Les Montpelliérains cinéphiles sont en deuil, les institutions culturelles
de Montpellier ne sont plus au complet. « Comment est-ce possible qu’un
cinéma qui existe depuis », la dame d’une trentaine d’années hésite,
« j’imagine les débuts de l’histoire du cinéma, comment peut-il ne plus
travailler, du jour au lendemain. »
C'est la question que se posent beaucoup de Montpelliérains. Ils ont bien
vu que, depuis octobre dernier, le cinéma restaient fermé, mais « j’ai
pensé », réfléchit un étudiant, « que ce n’était que temporaire. Je
me suis dit qu’on y fait des travaux du mise à norme, comme au Diagonal il y a
quelques ans. Mais qui aurait pu prévoir que la fermeture est pour de
bon ? »
« Quand j’étais toute petite », se souvient une dame dans la
soixantaine qui, comme elle l’explique, est née à Montpellier et n’a jamais
quitté Montpellier, sauf pour bronzer à la plage de Carnon ou faire quelques
petites vacances en Espagne, « je suis déjà allé au Royal. A l’époque, l’entrée
ne coutait pas cher, ma mère pouvait me le payer pour me récompenser quand je
travaillais bien à l’école ou, aussi », elle sourit, « pour se
débarrasser de moi et être un peu tranquille. »
L’étudiant et la dame dans la soixantaine n’ont pas tort. Le bâtiment,
toujours admiré par ceux qui le découvrent la première fois, date du 19ème
siècle, et le cinéma a projeté son premier film vers 1880. Mais cela ne veut
pas dire qu’il s’est reposé sur son statut de « monument » : il
était le premier cinéma à Montpellier - et un des premiers dans toute la France
- qui a appliqué la technique du son THX et Domby Stéréo, la 3D et, enfin, le
numérique.
Ce n’est donc pas faute d’installations modernes que le cinéma le Royal a
fermé ses portes. « Si vous me demandez », dit un Monsieur dans la
cinquantaine, « il ferme à cause des multiplexes. Dans le papier collé sur
la porte du Royal on a parlé de problèmes techniques.
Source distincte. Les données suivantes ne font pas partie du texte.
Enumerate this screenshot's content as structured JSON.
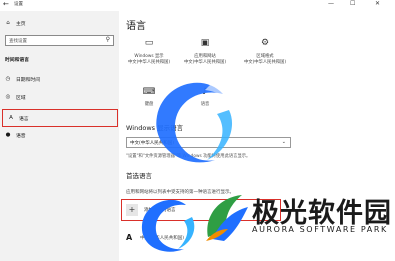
{
  "window": {
    "title": "设置",
    "back_icon": "back-arrow-icon",
    "controls": {
      "minimize": "—",
      "maximize": "☐",
      "close": "✕"
    }
  },
  "sidebar": {
    "home": {
      "icon": "home-icon",
      "label": "主页"
    },
    "search": {
      "placeholder": "查找设置"
    },
    "section_title": "时间和语言",
    "items": [
      {
        "icon": "clock-icon",
        "label": "日期和时间"
      },
      {
        "icon": "region-icon",
        "label": "区域"
      },
      {
        "icon": "language-icon",
        "label": "语言"
      },
      {
        "icon": "microphone-icon",
        "label": "语音"
      }
    ]
  },
  "main": {
    "title": "语言",
    "tiles": [
      {
        "icon": "monitor-icon",
        "label": "Windows 显示\n中文(中华人民共和国)"
      },
      {
        "icon": "apps-icon",
        "label": "应用和网站\n中文(中华人民共和国)"
      },
      {
        "icon": "date-format-icon",
        "label": "区域格式\n中文(中华人民共和国)"
      },
      {
        "icon": "keyboard-icon",
        "label": "键盘"
      },
      {
        "icon": "speech-icon",
        "label": "语音"
      }
    ],
    "display_section": {
      "heading": "Windows 显示语言",
      "selected": "中文(中华人民共和国)",
      "note": "\"设置\"和\"文件资源管理器\"等 Windows 功能将使用此语言显示。"
    },
    "preferred_section": {
      "heading": "首选语言",
      "description": "应用和网站将以列表中受支持的第一种语言进行显示。",
      "add_label": "添加首选的语言",
      "language_item": "中文(中华人民共和国)"
    }
  },
  "watermark": {
    "logo_text": "极光软件园",
    "logo_sub": "AURORA SOFTWARE PARK",
    "brand_color": "#1f6fff"
  }
}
Mais je n’y crois pas,
c’est certainement une excuse pour ne pas révolter les gens. En vérité, ils
n’ont pas pu tenir contre les multiplexes. Au lieu de soutenir le vieux cinéma au
centre de Montpellier, les gens vont à l’Odysseum pour voir leur film, perdus
dans la foule, dans un bâtiment triste et anonyme. »
Les pertes dues aux deux multiplexes de Montpellier - à l’Odysseum et à
Lattes - jouent certainement un rôle dans la fermeture du Royal, mais ce n’est pas
la seule raison. Une dame dans la cinquantaine semble bien informée :
« J’ai lu que les inondations d’octobre dernier ont donné un coup au
bâtiment du cinéma le Royal. Il semble qu’il est devenu dangereux. Pour
continuer, le cinéma devrait donc entamer des travaux importants. J’imagine que
ses propriétaires n’ont pas les moyens suffisants. »
Un Monsieur d’à peu près le même âge, bien informé lui aussi, voit le
problème d’un autre point de vue. « Il y a des choses que je ne comprends
pas. Si la fermeture du cinéma est due à un problème de bâtiment, il suffit de
faire les travaux de réparation. Normalement, tous les bâtiments sont assurés,
l’assurance devrait donc payer la facture. Les responsables ne veulent-ils pas
plutôt profiter de la situation pour finir avec une entreprise qui ne portait
plus grand-chose ? »
Une dame d’une quarantaine d’années a également entendu parler de la nécessité
d’entamer des travaux. « Le cinéma le Royal n’est pas un multiplexe »,
admet-elle, « il n’y a pas énormément de finances en jeu. Le cinéma
accueille moins de monde, les recettes sont donc plus petites, peut-être pas
suffisants pour les travaux. Mais à quoi servent la ville, la région, l’état ?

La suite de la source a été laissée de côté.